3 migrants, 2 from Cameroon, dead in Mexico highway crash

Three migrants died in a highway accident in the southern Mexico state of Oaxaca, authorities said Thursday.

At least two of the dead — a man and a woman — are from the African nation of Cameroon, and the identity of the third is being checked. Five more migrants were injured and are being treated at local hospitals.

The country’s National Immigration Institute did not immediately identify the cause of the crash, or provide information on the condition of those injured.

MEXICAN AUTHORITIES FIND 10 DEAD, BURNED BODIES IN VEHICLE NEAR US BORDER

Oaxaca is a key route for migrants seeking to cross Mexico to reach the U.S. border, and accidents involving migrants there are common.

In March, the bodies of eight Asian migrants were found after a boat accident along Oaxaca’s Pacific coast.

A Mexican flag waves in front of The National Palace, the office of the president, in Mexico City’s main square, the Zocalo, at sunrise, April 24, 2023. (AP Photo/Marco Ugarte)

One survivor, an Asian man, was located. The bodies were found near a beach in the town of Playa Vicente, which is about 250 miles east of Mexico’s border with Guatemala.

In 2023, at least 16 migrants from Venezuela and Haiti died in a bus crash in Oaxaca.

There has been a series of migrant deaths in Mexico amid a surge in migrants traveling toward the U.S. border. Because migration agents often raid regular buses, migrants and smugglers often seek out risky forms of transportation, like unregulated buses, trains or freight trucks.

Last year, 10 Cuban migrants died and 17 others were seriously injured after a freight truck they were riding in crashed on a highway in the neighboring state of Chiapas, near the border with Guatemala.

The National Immigration Institute said all of the dead Cuban migrants were women, and one of them was under 18.

The Institute said the driver of the vehicle had apparently been speeding and lost control of the truck, which was carrying 27 migrants at the time.

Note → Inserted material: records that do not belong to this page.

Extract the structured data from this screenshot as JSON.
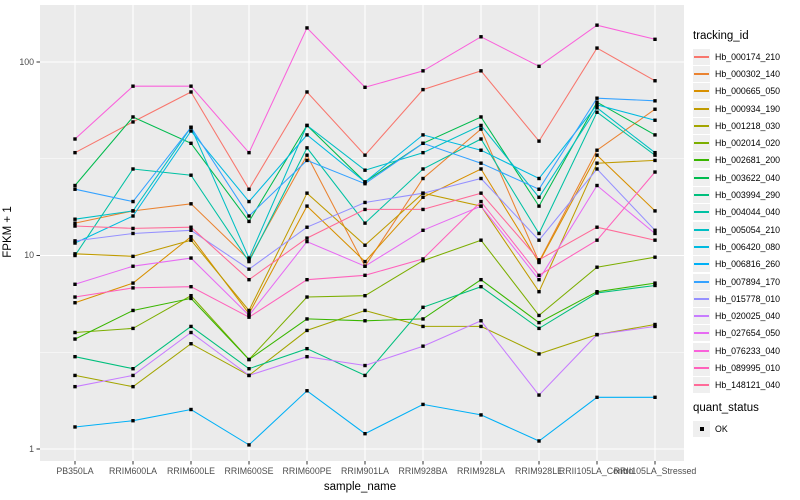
{
  "chart_data": {
    "type": "line",
    "xlabel": "sample_name",
    "ylabel": "FPKM + 1",
    "y_scale": "log10",
    "y_ticks": [
      {
        "label": "1",
        "value": 1
      },
      {
        "label": "10",
        "value": 10
      },
      {
        "label": "100",
        "value": 100
      }
    ],
    "y_minor_values": [
      3.1623,
      31.623
    ],
    "ylim": [
      0.87,
      195
    ],
    "grid": "on",
    "legend_position": "right",
    "panel_bg": "#ebebeb",
    "grid_color": "#ffffff",
    "tick_color": "#333333",
    "point_color": "#000000",
    "point_shape": "square",
    "categories": [
      "PB350LA",
      "RRIM600LA",
      "RRIM600LE",
      "RRIM600SE",
      "RRIM600PE",
      "RRIM901LA",
      "RRIM928BA",
      "RRIM928LA",
      "RRIM928LE",
      "RRII105LA_Control",
      "RRII105LA_Stressed"
    ],
    "series": [
      {
        "name": "Hb_000174_210",
        "color": "#F8766D",
        "values": [
          34,
          49,
          70,
          22,
          70,
          33,
          72,
          90,
          39,
          118,
          80
        ]
      },
      {
        "name": "Hb_000302_140",
        "color": "#EA8331",
        "values": [
          14.7,
          17,
          18.5,
          9.5,
          33,
          8.8,
          25,
          45,
          9.3,
          35,
          57
        ]
      },
      {
        "name": "Hb_000665_050",
        "color": "#D89000",
        "values": [
          5.7,
          7.2,
          12.5,
          5.0,
          18,
          9.3,
          20,
          28,
          9.2,
          33,
          17
        ]
      },
      {
        "name": "Hb_000934_190",
        "color": "#C09B00",
        "values": [
          10.2,
          9.9,
          12,
          5.2,
          21,
          11.3,
          21,
          18,
          6.5,
          30,
          31
        ]
      },
      {
        "name": "Hb_001218_030",
        "color": "#A3A500",
        "values": [
          2.4,
          2.1,
          3.5,
          2.4,
          4.1,
          5.2,
          4.3,
          4.3,
          3.1,
          3.9,
          4.4
        ]
      },
      {
        "name": "Hb_002014_020",
        "color": "#7CAE00",
        "values": [
          4.0,
          4.2,
          6.2,
          2.9,
          6.1,
          6.2,
          9.4,
          12,
          4.9,
          8.7,
          9.8
        ]
      },
      {
        "name": "Hb_002681_200",
        "color": "#39B600",
        "values": [
          3.7,
          5.2,
          6.0,
          2.9,
          4.7,
          4.6,
          4.7,
          7.5,
          4.5,
          6.5,
          7.2
        ]
      },
      {
        "name": "Hb_003622_040",
        "color": "#00BB4E",
        "values": [
          23,
          52,
          38,
          15,
          47,
          24,
          38,
          52,
          18,
          62,
          42
        ]
      },
      {
        "name": "Hb_003994_290",
        "color": "#00BF7D",
        "values": [
          3.0,
          2.6,
          4.3,
          2.6,
          3.3,
          2.4,
          5.4,
          6.9,
          4.2,
          6.4,
          7.0
        ]
      },
      {
        "name": "Hb_004044_040",
        "color": "#00C1A3",
        "values": [
          10,
          28,
          26,
          9.3,
          36,
          14.7,
          28,
          40,
          13,
          55,
          33
        ]
      },
      {
        "name": "Hb_005054_210",
        "color": "#00BFC4",
        "values": [
          15.4,
          17,
          46,
          9.7,
          47,
          27.6,
          34,
          47,
          20,
          58,
          34
        ]
      },
      {
        "name": "Hb_006420_080",
        "color": "#00BAE0",
        "values": [
          11.6,
          16,
          44,
          19,
          42,
          24,
          42,
          35,
          25,
          60,
          50
        ]
      },
      {
        "name": "Hb_006816_260",
        "color": "#00B0F6",
        "values": [
          1.3,
          1.4,
          1.6,
          1.05,
          2.0,
          1.2,
          1.7,
          1.5,
          1.1,
          1.85,
          1.85
        ]
      },
      {
        "name": "Hb_007894_170",
        "color": "#35A2FF",
        "values": [
          22,
          19,
          46,
          16,
          31,
          23.5,
          38,
          30,
          22,
          65,
          63
        ]
      },
      {
        "name": "Hb_015778_010",
        "color": "#9590FF",
        "values": [
          11.9,
          13,
          13.5,
          8.5,
          14,
          18.8,
          21,
          25,
          12,
          28,
          13.5
        ]
      },
      {
        "name": "Hb_020025_040",
        "color": "#C77CFF",
        "values": [
          2.1,
          2.4,
          4.0,
          2.4,
          3.0,
          2.7,
          3.4,
          4.6,
          1.9,
          3.9,
          4.3
        ]
      },
      {
        "name": "Hb_027654_050",
        "color": "#E76BF3",
        "values": [
          7.1,
          8.8,
          9.7,
          4.9,
          11.8,
          8.8,
          13.5,
          18,
          7.5,
          23,
          13
        ]
      },
      {
        "name": "Hb_076233_040",
        "color": "#FA62DB",
        "values": [
          40,
          75,
          75,
          34,
          150,
          74,
          90,
          135,
          95,
          155,
          131
        ]
      },
      {
        "name": "Hb_089995_010",
        "color": "#FF62BC",
        "values": [
          6.1,
          6.8,
          6.9,
          4.8,
          7.5,
          7.9,
          9.6,
          19,
          7.9,
          12,
          27
        ]
      },
      {
        "name": "Hb_148121_040",
        "color": "#FF6A98",
        "values": [
          14.2,
          13.8,
          14,
          7.5,
          12.3,
          17.3,
          17.3,
          21,
          9.5,
          14,
          12
        ]
      }
    ]
  },
  "legend": {
    "tracking_title": "tracking_id",
    "quant_title": "quant_status",
    "quant_items": [
      {
        "label": "OK"
      }
    ]
  }
}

The driver fled the scene.

Mexican authorities generally prohibit migrants without proper documents from buying tickets for regular buses, so those without the money to hire smugglers often hire poorly-driven, poorly-maintained buses that speed to avoid being stopped. Or they walk along the side of highways, hitching rides aboard passing trucks.

Last week, a truck flipped over on a highway in Chiapas, killing two Central American migrants and injuring another 27. And two Central American migrants died last week after trying to board a moving train in the state of Coahuila near the Texas border.